I am working to try to keep others from affecting my emotions but unfortunatley I am not having much sucess. I think that I will feel better once I find a new job but your post made me realize that as long as I let others affect my emotions I will only be happy when every one around me is being nice - and that is not going to happen very often!
I wish that I could shorten my hours but I can't - if I wasn't married I would honestly just quit and move back home until I found a new job.
and1grad
01-28-2004, 02:43 AM
Just want to wish you the best of luck with your situation. I can sympathize a little bit because my job sometimes requires a little "customer relations" and since I represent a regulatory agency, I'm not always met with the friendliest of tone. I think I'm more met with fear than anger, well at least more often. Attitude-wise, to help with people bithchin & hollerin at you...let them feel like they're smarter than you. People LOVE to accommodate you if you make them feel intelligent. Also, pretend to sympathize, if you need to pretend, with the customer. Misery loves company. They say "I can't believe they...yackety yack yack" and you give the "I know"; maybe throw in something about "the pcoess takes time" or whatever comes to you that applies.
Hope this helps
KL122
02-26-2004, 12:50 AM
Yup, I was a CSR for about 9 months ...and hated almost every minute of it. Everything you said about being micromanaged and watched like a hawk...hit the nail on the head...I finally cracked and quit. :-(.
Layback
02-26-2004, 08:36 AM
Princessmer - I graduated with a B.S. in marketing - I wanted a job in advertising like you. As you know they are very hard to come by. So, I did as you did and took a job as a CSR. I hated it, but one thing led to another and now I am in sales, I make good $, and I get to travel and see the country and I come and go as I please at work. I know how it feels to be micromanaged and to have to hit a button when you want to poop. Is anything more degrading?

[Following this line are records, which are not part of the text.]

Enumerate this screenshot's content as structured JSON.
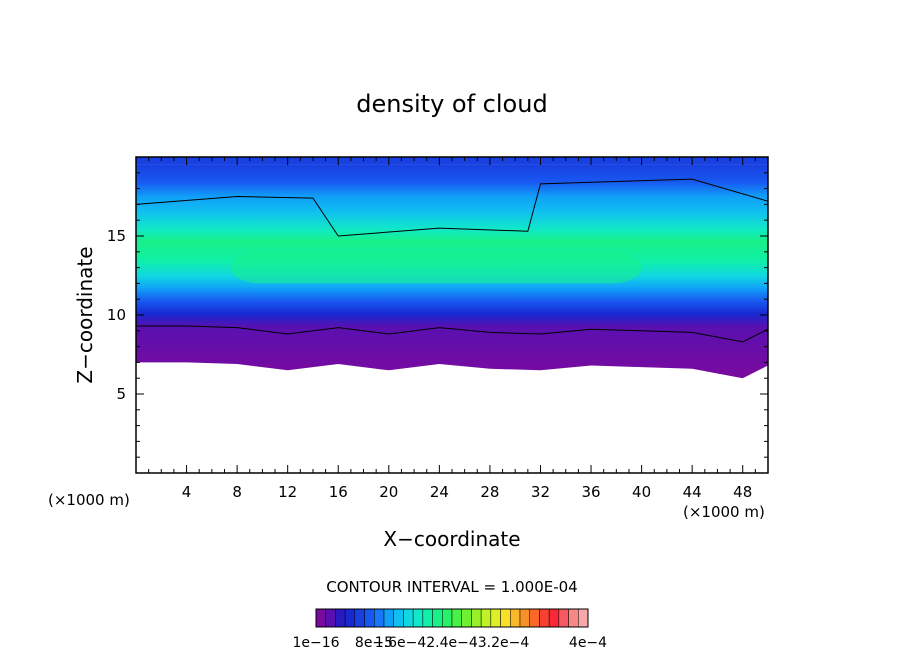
{
  "chart_data": {
    "type": "heatmap",
    "title": "density of cloud",
    "xlabel": "X−coordinate",
    "ylabel": "Z−coordinate",
    "x_unit_left": "(×1000 m)",
    "x_unit_right": "(×1000 m)",
    "xlim": [
      0,
      50
    ],
    "ylim": [
      0,
      20
    ],
    "x_ticks": [
      4,
      8,
      12,
      16,
      20,
      24,
      28,
      32,
      36,
      40,
      44,
      48
    ],
    "y_ticks": [
      5,
      10,
      15
    ],
    "contour_interval_text": "CONTOUR INTERVAL = 1.000E-04",
    "colorbar": {
      "colors": [
        "#7a0a9e",
        "#5a10b0",
        "#2a18c0",
        "#1828d0",
        "#1840e0",
        "#1858f0",
        "#1878f8",
        "#10a0f8",
        "#10c0f0",
        "#10d8e0",
        "#10e8c8",
        "#10f0a8",
        "#18f088",
        "#28f068",
        "#48f048",
        "#70f030",
        "#98f028",
        "#c0f028",
        "#e0f028",
        "#f8e028",
        "#f8b828",
        "#f89028",
        "#f86828",
        "#f84030",
        "#f82838",
        "#f85860",
        "#f88888",
        "#f8a8a8"
      ],
      "labels": [
        "1e−16",
        "8e−5",
        "1.6e−42.4e−43.2e−4",
        "4e−4"
      ]
    },
    "field": {
      "x": [
        0,
        4,
        8,
        12,
        16,
        20,
        24,
        28,
        32,
        36,
        40,
        44,
        48,
        50
      ],
      "cloud_base_z": [
        7.0,
        7.0,
        6.9,
        6.5,
        6.9,
        6.5,
        6.9,
        6.6,
        6.5,
        6.8,
        6.7,
        6.6,
        6.0,
        6.8
      ],
      "cloud_top_z": [
        19.5,
        19.5,
        19.5,
        19.5,
        19.5,
        19.5,
        19.5,
        19.5,
        19.5,
        19.5,
        19.5,
        19.5,
        19.5,
        19.5
      ],
      "max_density_band_z": [
        12,
        14
      ]
    }
  }
}
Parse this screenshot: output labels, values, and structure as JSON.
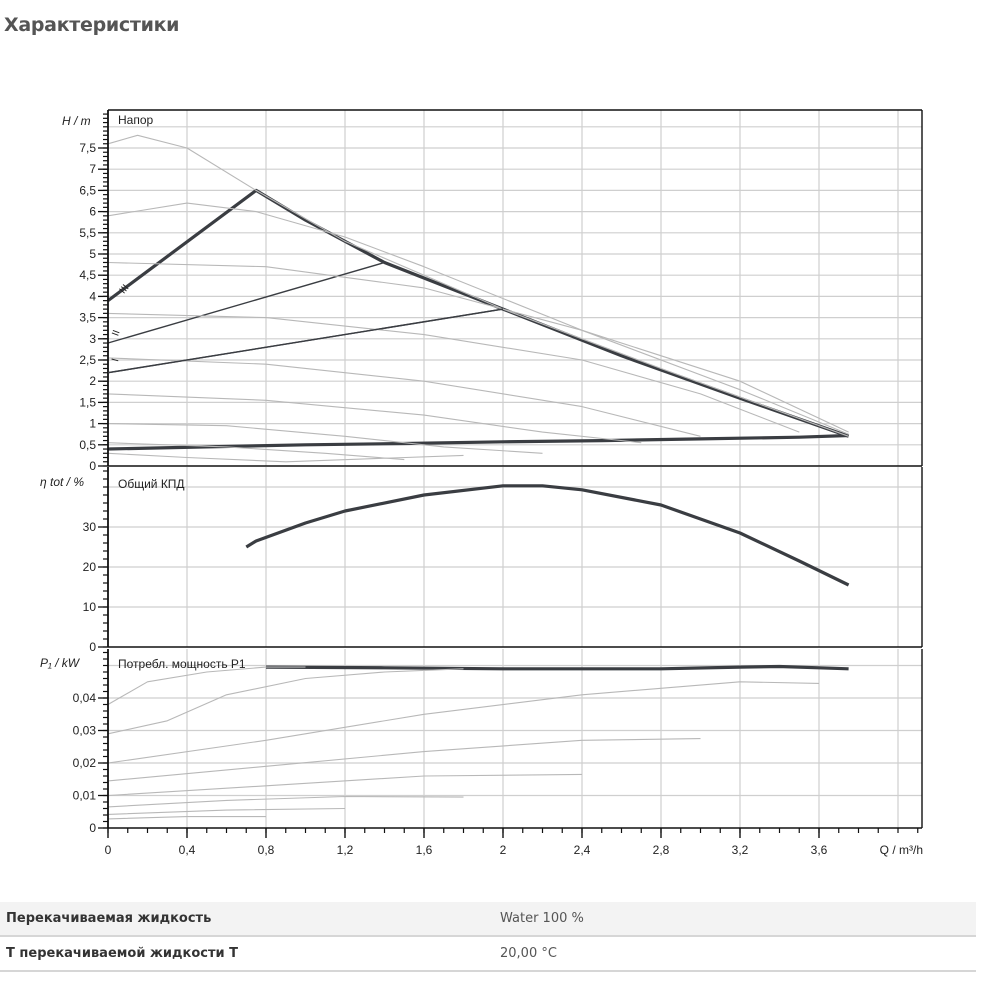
{
  "page": {
    "title": "Характеристики"
  },
  "properties": [
    {
      "label": "Перекачиваемая жидкость",
      "value": "Water 100 %"
    },
    {
      "label": "T перекачиваемой жидкости T",
      "value": "20,00 °C"
    }
  ],
  "chart_data": [
    {
      "type": "line",
      "title": "Напор",
      "xlabel": "Q / m³/h",
      "ylabel": "H / m",
      "xlim": [
        0,
        4.1
      ],
      "ylim": [
        0,
        8.2
      ],
      "grid": true,
      "x_ticks": [
        "0",
        "0,4",
        "0,8",
        "1,2",
        "1,6",
        "2",
        "2,4",
        "2,8",
        "3,2",
        "3,6"
      ],
      "y_ticks": [
        "0",
        "0,5",
        "1",
        "1,5",
        "2",
        "2,5",
        "3",
        "3,5",
        "4",
        "4,5",
        "5",
        "5,5",
        "6",
        "6,5",
        "7",
        "7,5"
      ],
      "annotations": [
        "I",
        "II",
        "III"
      ],
      "series": [
        {
          "name": "max-envelope",
          "style": "bold",
          "x": [
            0,
            0.75,
            1.0,
            1.4,
            2.0,
            2.6,
            3.2,
            3.75
          ],
          "y": [
            3.9,
            6.5,
            5.8,
            4.8,
            3.7,
            2.6,
            1.6,
            0.7
          ]
        },
        {
          "name": "min-envelope",
          "style": "bold",
          "x": [
            0,
            0.5,
            1.0,
            1.5,
            2.0,
            2.5,
            3.0,
            3.5,
            3.75
          ],
          "y": [
            0.4,
            0.45,
            0.5,
            0.53,
            0.57,
            0.6,
            0.64,
            0.68,
            0.72
          ]
        },
        {
          "name": "III",
          "style": "constant-pressure",
          "x": [
            0,
            1.4
          ],
          "y": [
            2.9,
            4.8
          ]
        },
        {
          "name": "II",
          "style": "constant-pressure",
          "x": [
            0,
            2.0
          ],
          "y": [
            2.2,
            3.7
          ]
        },
        {
          "name": "speed-curve-1",
          "style": "thin",
          "x": [
            0,
            0.15,
            0.4,
            0.75,
            1.2,
            2.0,
            2.8,
            3.75
          ],
          "y": [
            7.6,
            7.8,
            7.5,
            6.5,
            5.3,
            3.7,
            2.3,
            0.7
          ]
        },
        {
          "name": "speed-curve-2",
          "style": "thin",
          "x": [
            0,
            0.4,
            0.75,
            1.2,
            1.6,
            2.4,
            3.2,
            3.75
          ],
          "y": [
            5.9,
            6.2,
            6.0,
            5.4,
            4.7,
            3.2,
            1.8,
            0.75
          ]
        },
        {
          "name": "speed-curve-3",
          "style": "thin",
          "x": [
            0,
            0.8,
            1.6,
            2.4,
            3.2,
            3.75
          ],
          "y": [
            4.8,
            4.7,
            4.2,
            3.2,
            2.0,
            0.8
          ]
        },
        {
          "name": "speed-curve-4",
          "style": "thin",
          "x": [
            0,
            0.8,
            1.6,
            2.4,
            3.0,
            3.5
          ],
          "y": [
            3.6,
            3.5,
            3.1,
            2.5,
            1.7,
            0.8
          ]
        },
        {
          "name": "speed-curve-5",
          "style": "thin",
          "x": [
            0,
            0.8,
            1.6,
            2.4,
            3.0
          ],
          "y": [
            2.55,
            2.4,
            2.0,
            1.4,
            0.7
          ]
        },
        {
          "name": "speed-curve-6",
          "style": "thin",
          "x": [
            0,
            0.8,
            1.6,
            2.2,
            2.7
          ],
          "y": [
            1.7,
            1.55,
            1.2,
            0.8,
            0.55
          ]
        },
        {
          "name": "speed-curve-7",
          "style": "thin",
          "x": [
            0,
            0.6,
            1.2,
            1.7,
            2.2
          ],
          "y": [
            1.0,
            0.95,
            0.7,
            0.45,
            0.3
          ]
        },
        {
          "name": "speed-curve-8",
          "style": "thin",
          "x": [
            0,
            0.6,
            1.1,
            1.5
          ],
          "y": [
            0.55,
            0.45,
            0.3,
            0.15
          ]
        },
        {
          "name": "speed-curve-9",
          "style": "thin",
          "x": [
            0,
            0.4,
            0.9,
            1.8
          ],
          "y": [
            0.3,
            0.2,
            0.1,
            0.25
          ]
        }
      ]
    },
    {
      "type": "line",
      "title": "Общий КПД",
      "xlabel": "Q / m³/h",
      "ylabel": "η tot / %",
      "xlim": [
        0,
        4.1
      ],
      "ylim": [
        0,
        45
      ],
      "grid": true,
      "y_ticks": [
        "0",
        "10",
        "20",
        "30"
      ],
      "series": [
        {
          "name": "efficiency",
          "x": [
            0.7,
            0.75,
            1.0,
            1.2,
            1.6,
            2.0,
            2.2,
            2.4,
            2.8,
            3.2,
            3.5,
            3.75
          ],
          "y": [
            25,
            26.5,
            31,
            34,
            38,
            40.3,
            40.3,
            39.3,
            35.5,
            28.5,
            21.5,
            15.5
          ]
        }
      ]
    },
    {
      "type": "line",
      "title": "Потребл. мощность P1",
      "xlabel": "Q / m³/h",
      "ylabel": "P₁ / kW",
      "xlim": [
        0,
        4.1
      ],
      "ylim": [
        0,
        0.055
      ],
      "grid": true,
      "y_ticks": [
        "0",
        "0,01",
        "0,02",
        "0,03",
        "0,04"
      ],
      "series": [
        {
          "name": "max-power",
          "style": "bold",
          "x": [
            0.8,
            1.4,
            2.0,
            2.4,
            2.8,
            3.2,
            3.4,
            3.6,
            3.75
          ],
          "y": [
            0.0495,
            0.0493,
            0.049,
            0.049,
            0.049,
            0.0495,
            0.0497,
            0.0493,
            0.049
          ]
        },
        {
          "name": "p-curve-1",
          "style": "thin",
          "x": [
            0,
            0.2,
            0.5,
            0.8,
            1.0
          ],
          "y": [
            0.038,
            0.045,
            0.048,
            0.0495,
            0.0495
          ]
        },
        {
          "name": "p-curve-2",
          "style": "thin",
          "x": [
            0,
            0.3,
            0.6,
            1.0,
            1.4,
            1.8
          ],
          "y": [
            0.029,
            0.033,
            0.041,
            0.046,
            0.048,
            0.049
          ]
        },
        {
          "name": "p-curve-3",
          "style": "thin",
          "x": [
            0,
            0.8,
            1.6,
            2.4,
            3.2,
            3.6
          ],
          "y": [
            0.02,
            0.027,
            0.035,
            0.041,
            0.045,
            0.0445
          ]
        },
        {
          "name": "p-curve-4",
          "style": "thin",
          "x": [
            0,
            0.8,
            1.6,
            2.4,
            3.0
          ],
          "y": [
            0.0145,
            0.019,
            0.0235,
            0.027,
            0.0275
          ]
        },
        {
          "name": "p-curve-5",
          "style": "thin",
          "x": [
            0,
            0.8,
            1.6,
            2.4
          ],
          "y": [
            0.01,
            0.013,
            0.016,
            0.0165
          ]
        },
        {
          "name": "p-curve-6",
          "style": "thin",
          "x": [
            0,
            0.6,
            1.2,
            1.8
          ],
          "y": [
            0.0065,
            0.0085,
            0.0097,
            0.0095
          ]
        },
        {
          "name": "p-curve-7",
          "style": "thin",
          "x": [
            0,
            0.6,
            1.2
          ],
          "y": [
            0.0042,
            0.0055,
            0.006
          ]
        },
        {
          "name": "p-curve-8",
          "style": "thin",
          "x": [
            0,
            0.4,
            0.8
          ],
          "y": [
            0.0028,
            0.0035,
            0.0035
          ]
        }
      ]
    }
  ],
  "axes": {
    "x_label": "Q / m³/h",
    "x_ticks": [
      "0",
      "0,4",
      "0,8",
      "1,2",
      "1,6",
      "2",
      "2,4",
      "2,8",
      "3,2",
      "3,6"
    ],
    "head_label": "H / m",
    "eff_label": "η tot / %",
    "power_label": "P₁ / kW",
    "curve_labels": {
      "III": "III",
      "II": "II",
      "I": "I"
    }
  },
  "style": {
    "curve_dark": "#3a3d42",
    "curve_light": "#b8b8b8",
    "grid": "#cfcfcf",
    "frame": "#111111"
  }
}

Anyway, you can parlay what you are doing into something else. For me it was being in the right place at the right time. They announced that the TPA I was working for was going out of business. I was committted to one year as a CSR, but becuase they were closing the doors, it allowed me to explore other options at my employer. After 6 months of b.s. I landed a job as a Marketing Analyst - the job title is more glorified than the work - and now I am an assistant sales rep. It's still not what I want to do, but it works for now and I am going back for my MBA so I can land the real gig that I want.
Take your time and move slow.
cheshrcarol
02-26-2004, 01:24 PM
Princessmer - I can totally identify with your situation. I graduated in 2000, with a degree in journalism/mass communication. I had planned to work in PR or advertising when I graduated, but the tech boom had just collapsed and suddenly there were no jobs.
So, like you, I took a job as a CSR working for an insurance company. I absolutely hated spending hours on the phone listening to people yell at me and feeling like I was wasting my education, so I made myself useful to my department in other ways. I volunteered for projects or to help my supervisors with anything that took me off the phones. Eventually they created a new position for me so that I barely spent any time on the phones.
A year later, the company decided to close the entire service center and lay everyone off. Which I can now say was the best thing that could've happened. My job search led me to my current job, which is perfect for me. I work for a company that produces marketing/communications materials for insurance companies, so I'm able to use what I learned in school as well as what I learned as a CSR.
So anyways, Layback is right, use whatever you can to parlay that into a different job. And keep up hope, all experience is valuable. And btw, I also have migraines, and I found that Topamax as a daily preventive works like nothing else. Good Luck!